Il y avait un léger problème avec la théorie de LaGuerta. Un tout petit détail. C’était peut-être couper les cheveux en quatre, mais… Le corps avait tout de même été méticuleusement nettoyé puis emballé, à l’évidence après avoir été découpé. Ensuite, il avait été prudemment transporté jusqu’au bac à ordures, et le tueur avait eu suffisamment de temps et de concentration pour éviter toute erreur et ne laisser aucune trace. Ou bien personne n’avait songé à signaler ces faits à LaGuerta ; ou alors, par le plus grand des hasards, se pouvait-il que personne d’autre ne s’en soit aperçu ? Possible. Le plus gros du travail de police relève tellement de la routine, de l’agencement des détails selon des schémas préétablis. Si le schéma était nouveau, l’enquête pouvait très bien s’apparenter à l’examen microscopique que trois aveugles auraient tenté d’effectuer sur un éléphant.
Étant donné que je n’étais ni aveugle ni entravé par la routine, mon hypothèse était plutôt que le tueur devenait simplement insatisfait. Tout le temps nécessaire devant lui, mais… c’était déjà le cinquième meurtre sur le même mode. Commençait-il à trouver ennuyeux de débiter ainsi le corps ? Notre ami cherchait-il à présent quelque chose de différent ? Une nouvelle direction, une tournure inédite ?
Je pouvais presque sentir sa frustration. Être allé si loin, jusqu’au bout, s’appliquer à découper les restes pour faire des paquets-surprises. Et puis la découverte soudaine : Ça ne va pas. Il y a quelque chose qui cloche. Coïtus interruptus.
Cette méthode ne le comblait plus, voilà tout. Il avait besoin d’autre chose. Il essayait d’exprimer un sentiment et n’avait pas encore trouvé les mots justes. Et à mon humble avis – c’est-à-dire, je me mettais à sa place – il devait en ressentir une grande frustration. Et devait sans aucun doute chercher la solution.
Bientôt.
LaGuerta pouvait tranquillement chercher son témoin. Il n’y en aurait pas. On avait affaire là à un monstre froid et prudent, qui, personnellement, me fascinait au plus haut point. Mais comment devais-je réagir face à cette fascination ? Je n’en savais rien, et c’était pour cette raison que je m’étais retiré dans mon bateau pour réfléchir.
Un Donzi coupa ma trajectoire à plus de cent à l’heure, frôlant presque mon bateau. Je fis un joyeux signe de la main et rejoignis le présent. J’approchais de Stiltsville, le groupement de vieilles maisons sur pilotis plus ou moins abandonnées près de Cape Florida. Je décrivis un grand cercle dans l’eau, sans but précis, et laissai mes pensées reprendre leur fil paresseux.

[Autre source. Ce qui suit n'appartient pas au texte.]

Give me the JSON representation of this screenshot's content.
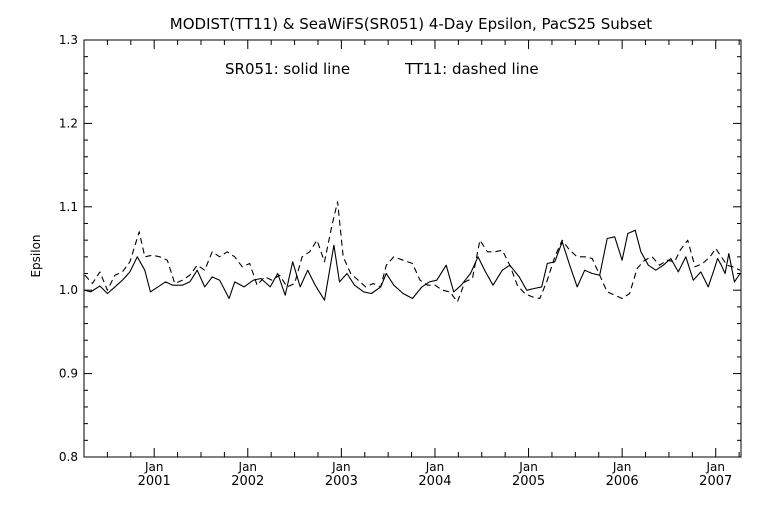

Qu’allais-je faire ? Il fallait que je prenne une décision maintenant, avant de me montrer trop coopératif avec Deborah. Je pouvais tout à fait l’aider à résoudre cette affaire, bien sûr, personne n’était mieux placé. Personne n’avançait même dans la bonne direction. Mais est-ce que je voulais vraiment l’aider ? Est-ce que je voulais que ce tueur soit arrêté ? Ne voulais-je pas plutôt le trouver et m’en occuper moi-même ? Du reste – oh, comme elle m’asticotait, cette pensée –, voulais-je même le voir cesser ?
Qu’allais-je faire ?
Sur ma droite, j’apercevais Elliott Key dans les dernières lueurs du jour. Et comme toujours je me remémorai la nuit de bivouac que j’y avais passée avec Harry Morgan. Mon père adoptif. Le Bon Flic.
Tu es différent, Dexter.
Oui, Harry, c’est vrai.
Mais tu peux apprendre à contrôler cette différence et à l’employer de façon constructive.
D’accord, Harry. Si tu penses que c’est nécessaire. Mais comment ?
Et il m’expliqua.
Aucun ciel étoilé n’égale le firmament du sud de la Floride quand on a quatorze ans et qu’on passe la nuit dehors avec son père. Même si ce n’est que son père adoptif. Et même si la vue de toutes ces étoiles ne procure qu’un vague sentiment de satisfaction, l’émotion n’entrant pas en jeu. On ne la ressent pas. C’est une des raisons pour lesquelles on est là, d’ailleurs.
Le feu s’est éteint et les étoiles émettent une clarté extraordinaire ; ce cher père se tait depuis un moment maintenant, avalant de temps à autre une gorgée de la vieille flasque qu’il a extraite de la poche extérieure de son sac à dos. Et il n’est pas très convaincant dans ce rôle – pas comme tant d’autres policiers ; ce n’est pas un buveur. Mais elle est vide à présent, et c’est le moment pour lui de sortir sa tirade, c’est maintenant ou jamais.
« Tu es différent, Dexter », me dit-il.
Je détourne les yeux du spectacle des étoiles. Tout autour de la petite clairière sablonneuse, les derniers rougeoiements du feu dessinent de fines ombres. Il y en a même qui dansent sur le visage de Harry. Il a une drôle d’expression que je ne lui ai jamais vue. L’air résolu, triste, légèrement hébété.
« Qu’est-ce que tu veux dire, papa ? »
Il évite mon regard.
« Les Billup m’ont dit que Buddy avait disparu, dit-il.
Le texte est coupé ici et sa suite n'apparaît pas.